The days' routine was built around cortisone injections to develop my unborn daughters' lungs, such frequent blood tests that very soon my wife had no unpunctured spots on her forearms, infernal ultrasounds that could last up to two hours and during which the health of their brains, spinal columns, and two hearts with their accelerated rhythms that never beat in unison were determined. The nightly routine was no less busy. The nurses came in at any moment to check some detail or ask a question, and the constant lack of sleep, as well as the state of tension we were living in, made us irritable.
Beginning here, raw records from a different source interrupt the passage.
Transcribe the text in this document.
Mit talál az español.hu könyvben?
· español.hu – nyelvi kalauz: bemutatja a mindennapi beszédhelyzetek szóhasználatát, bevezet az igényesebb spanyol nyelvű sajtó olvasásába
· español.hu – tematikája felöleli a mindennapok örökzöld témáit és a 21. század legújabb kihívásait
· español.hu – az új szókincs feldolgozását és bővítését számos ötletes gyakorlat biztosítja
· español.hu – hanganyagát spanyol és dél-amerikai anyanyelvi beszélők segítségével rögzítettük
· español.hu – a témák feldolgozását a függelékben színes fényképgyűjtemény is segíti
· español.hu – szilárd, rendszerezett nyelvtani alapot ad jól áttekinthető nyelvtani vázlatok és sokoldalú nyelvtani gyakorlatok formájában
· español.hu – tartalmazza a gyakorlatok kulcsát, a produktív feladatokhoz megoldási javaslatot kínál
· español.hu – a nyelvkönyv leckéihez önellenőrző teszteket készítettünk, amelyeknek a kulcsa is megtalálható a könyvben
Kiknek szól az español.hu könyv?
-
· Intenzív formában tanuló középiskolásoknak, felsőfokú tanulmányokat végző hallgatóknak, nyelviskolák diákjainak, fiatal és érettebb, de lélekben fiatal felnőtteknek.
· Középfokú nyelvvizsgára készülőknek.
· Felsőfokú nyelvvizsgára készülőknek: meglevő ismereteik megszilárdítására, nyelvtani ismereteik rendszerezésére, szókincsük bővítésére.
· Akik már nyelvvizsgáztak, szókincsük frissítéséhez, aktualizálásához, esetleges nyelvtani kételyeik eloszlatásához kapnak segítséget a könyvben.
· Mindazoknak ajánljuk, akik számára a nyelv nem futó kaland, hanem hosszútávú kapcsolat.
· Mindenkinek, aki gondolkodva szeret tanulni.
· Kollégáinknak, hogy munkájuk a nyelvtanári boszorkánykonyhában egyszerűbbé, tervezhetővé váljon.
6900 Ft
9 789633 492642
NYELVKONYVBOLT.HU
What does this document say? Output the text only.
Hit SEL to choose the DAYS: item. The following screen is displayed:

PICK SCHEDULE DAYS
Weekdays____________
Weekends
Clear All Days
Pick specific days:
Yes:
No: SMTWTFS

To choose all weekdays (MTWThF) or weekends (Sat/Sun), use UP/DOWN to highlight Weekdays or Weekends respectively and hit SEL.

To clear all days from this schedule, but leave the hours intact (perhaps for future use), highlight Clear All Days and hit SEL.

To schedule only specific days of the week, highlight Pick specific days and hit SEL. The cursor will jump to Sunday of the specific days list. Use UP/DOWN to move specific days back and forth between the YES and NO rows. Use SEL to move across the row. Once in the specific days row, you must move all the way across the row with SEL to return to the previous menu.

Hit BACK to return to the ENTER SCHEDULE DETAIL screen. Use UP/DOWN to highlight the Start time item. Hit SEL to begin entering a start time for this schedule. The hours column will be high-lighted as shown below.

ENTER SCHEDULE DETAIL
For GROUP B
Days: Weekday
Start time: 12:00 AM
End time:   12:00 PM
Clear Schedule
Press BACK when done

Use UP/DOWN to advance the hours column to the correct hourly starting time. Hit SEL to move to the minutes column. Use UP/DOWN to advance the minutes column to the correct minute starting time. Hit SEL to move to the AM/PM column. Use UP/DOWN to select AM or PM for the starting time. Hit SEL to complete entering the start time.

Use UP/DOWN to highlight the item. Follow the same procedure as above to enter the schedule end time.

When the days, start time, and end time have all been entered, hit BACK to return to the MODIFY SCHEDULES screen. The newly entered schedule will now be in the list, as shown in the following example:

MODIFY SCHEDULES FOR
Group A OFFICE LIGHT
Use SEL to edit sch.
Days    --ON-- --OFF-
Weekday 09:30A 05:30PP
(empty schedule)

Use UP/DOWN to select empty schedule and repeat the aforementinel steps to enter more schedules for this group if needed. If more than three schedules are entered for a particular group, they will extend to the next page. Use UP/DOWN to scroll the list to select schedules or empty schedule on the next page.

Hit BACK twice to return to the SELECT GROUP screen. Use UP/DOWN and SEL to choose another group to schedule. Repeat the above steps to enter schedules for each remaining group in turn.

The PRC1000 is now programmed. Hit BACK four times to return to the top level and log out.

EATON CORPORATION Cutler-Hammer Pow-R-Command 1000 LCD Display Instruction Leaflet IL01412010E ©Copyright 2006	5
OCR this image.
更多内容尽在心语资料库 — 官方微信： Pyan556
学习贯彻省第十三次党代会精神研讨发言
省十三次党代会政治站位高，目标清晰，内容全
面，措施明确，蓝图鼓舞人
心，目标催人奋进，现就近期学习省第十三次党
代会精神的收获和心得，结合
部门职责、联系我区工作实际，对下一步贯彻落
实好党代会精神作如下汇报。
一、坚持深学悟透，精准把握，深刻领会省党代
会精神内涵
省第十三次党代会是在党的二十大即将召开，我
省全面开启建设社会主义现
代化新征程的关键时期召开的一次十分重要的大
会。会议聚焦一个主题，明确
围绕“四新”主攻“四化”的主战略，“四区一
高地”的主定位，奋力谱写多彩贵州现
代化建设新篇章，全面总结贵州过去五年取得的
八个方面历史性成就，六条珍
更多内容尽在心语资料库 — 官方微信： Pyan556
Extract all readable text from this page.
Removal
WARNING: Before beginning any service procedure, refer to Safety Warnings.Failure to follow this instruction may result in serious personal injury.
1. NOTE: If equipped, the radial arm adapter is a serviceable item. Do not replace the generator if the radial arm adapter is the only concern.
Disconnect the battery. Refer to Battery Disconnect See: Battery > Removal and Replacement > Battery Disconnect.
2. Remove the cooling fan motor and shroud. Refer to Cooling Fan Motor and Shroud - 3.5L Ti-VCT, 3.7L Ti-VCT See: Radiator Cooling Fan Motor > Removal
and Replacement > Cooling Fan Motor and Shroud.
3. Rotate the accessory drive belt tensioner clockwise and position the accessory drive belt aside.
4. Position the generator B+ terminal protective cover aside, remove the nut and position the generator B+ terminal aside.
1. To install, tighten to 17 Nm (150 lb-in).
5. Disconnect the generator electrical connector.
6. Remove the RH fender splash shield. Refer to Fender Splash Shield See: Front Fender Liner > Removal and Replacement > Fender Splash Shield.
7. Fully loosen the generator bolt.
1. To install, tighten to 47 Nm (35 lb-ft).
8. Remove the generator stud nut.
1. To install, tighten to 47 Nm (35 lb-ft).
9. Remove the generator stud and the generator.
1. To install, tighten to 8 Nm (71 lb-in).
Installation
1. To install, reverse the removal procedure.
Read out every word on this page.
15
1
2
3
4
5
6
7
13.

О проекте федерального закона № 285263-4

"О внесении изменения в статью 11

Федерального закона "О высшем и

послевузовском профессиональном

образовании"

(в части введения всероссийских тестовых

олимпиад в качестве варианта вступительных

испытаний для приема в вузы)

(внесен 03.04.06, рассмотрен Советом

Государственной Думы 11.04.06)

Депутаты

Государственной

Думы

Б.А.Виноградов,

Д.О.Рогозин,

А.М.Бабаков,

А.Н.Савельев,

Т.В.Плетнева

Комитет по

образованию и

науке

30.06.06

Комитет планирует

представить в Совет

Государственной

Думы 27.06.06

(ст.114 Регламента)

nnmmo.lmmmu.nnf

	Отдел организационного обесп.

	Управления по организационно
M had begun to have contractions she didn't feel; to reduce them (I never knew whether their intensity or frequency) she was given a drug called Adalat, responsible, as they explained to us, for her having violent hot flashes that forced me to open the windows wide and try to sleep under the inclement cold of the small hours in Bogot‡. Sometimes, when sleep was already frightened off by the cold or the nurses' visits, I would go for a walk around the deserted clinic; I'd sit on the leather sofas in the waiting rooms, if I found a place with the lights on, I'd read a few pages of Lolita in an edition from the cover of which Jeremy Irons observed me; or I'd wander down the dim corridors, in those hours when the clinic shut off half the neon panels, walking from the room to the neonatal unit and from there to the waiting room for out-patient surgery. On those nocturnal strolls through white corridors I would try to remember the latest explanations received from the doctors, and to figure the risks the twins would run if they were born in that instant. Then I'd make mental calculations of how much weight the girls had gained in the last few days and the time it would take them to get up to the minimum required for survival, and it unnerved me that my well-being depended on that obstinate counting of grams. I tried not to get too far away from the room, and in any case to have my phone in my hand rather than in some pocket, so I'd be sure to hear it ring. I looked at it frequently: to confirm that I had coverage, that the signal was good, that my daughters would not be born in my absence due to the lack of four black lines on the small gray firmament of a liquid screen.